Pour décrire une société́ hypothétique, il suffit alors souvent de décrire une ville existante, avec quelques gratte-ciel de préférence, pour faire plus moderne. Son organisation interroge l’état social et économique, la volonté politique du pouvoir en place. Son urbanisme donne la mesure du contrôle de la police en même temps qu’il donne un aperçu de l’esthétique de l’époque. Paradoxalement, c’est à cause des villes telles qu’elles sont aujourd’hui que les villes futuristes telles que nous pouvons les voir dans les films de science-fiction ne sont pas vraiment des villes, des décors tout au plus mais la représentation d’une certaine idée de la société urbaine.
Le cinéma de science-fiction nous parle du présent, de notre société, de nos peurs et de nos espoirs et quand le peintre utilise son pinceau, le réalisateur-architecte nous montre une ville. Le cinéma n’est pas voué à créer de nouvelles images de la ville. Il n’en a pas besoin car il peut utiliser des images d’Epinal que tout un chacun peut comprendre et dans lesquelles le spectateur peut se projeter.
Dit autrement, dans le cinéma d’anticipation, la ville est un espace mais rarement une utopie. Son discours est nettement moins social que son équivalent en littérature. Aussi peut-être parce qu’un film coûte beaucoup d’argent et que le genre appelle le grand spectacle.

Il n’y a pourtant aucune raison de ne pas laisser parler l’imagination puisque la fonction première de ces images est d’opérer un dépaysement absolu, qui doit emmener le spectateur loin de ses repères familiers, dans le temps et dans l’espace. En réalité, la science-fiction ne retient des sciences techniques que leurs apparences qu’elle utilise pour ses décors, ses produits et ses effets. Son sujet n’est pas d’approfondir ou développer l’essence d’une démarche intellectuelle urbaine mais d’illustrer les implications comme les conséquences matérielles et sociales de celle-ci. En rendant vivante une ville du futur, une ville extrapolée, les cinéastes évoquent une ville du présent simplement en exagérant certaines de ses caractéristiques.
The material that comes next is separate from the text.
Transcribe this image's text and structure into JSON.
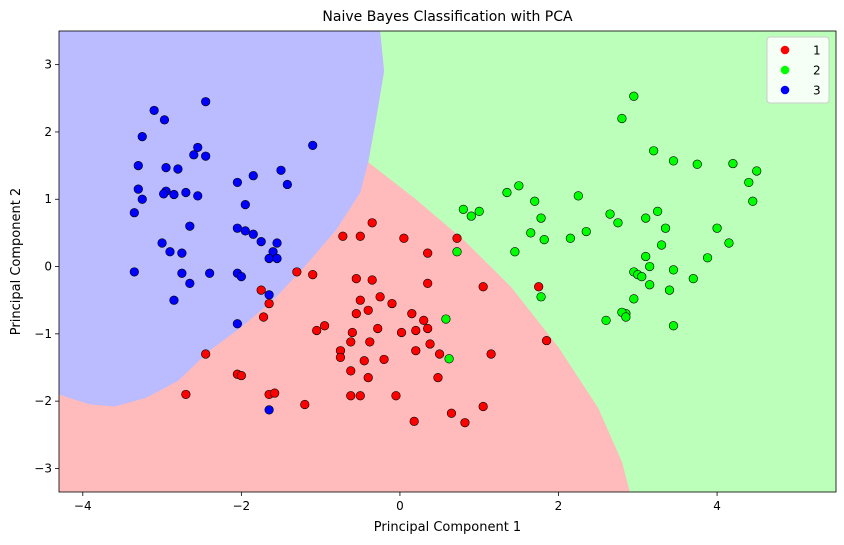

Les cités des films de science-fiction nous montrent les craintes des sociétés de leur époque. Chaque ville incarne, sous forme architecturale, le fantasme d’une société où un trait particulier aurait été amplifié à l’extrême. Les auteurs de science-fiction ne décrivent donc pas le futur, ils nous parlent avant tout du présent et leurs visions fantasmées de la ville ne seront guère utiles aux urbanismes appelés à construire les cités de demain.

L’image l’emporte sur la réalité́ ou la prospective. La ville de science-fiction serait conjointement une exagération et une projection du réel imaginées dans la continuation d’un phénomène engagé, d’une perversion du sens, de la symbolique de la ville, voire sa perte totale. Le cinéma n’invente pas, il sait regarder ! Constat terrible mais irréfutable. Cet art fait œuvre de pédagogie, en nous montrant, dans ses visions de la ville du futur, les travers de celles du présent.
Comme la ville du XXIe siècle se plaint des mêmes maladies que celle du XXe siècle, normal que les cinéastes utilisent les mêmes mots pour traiter les mêmes maux.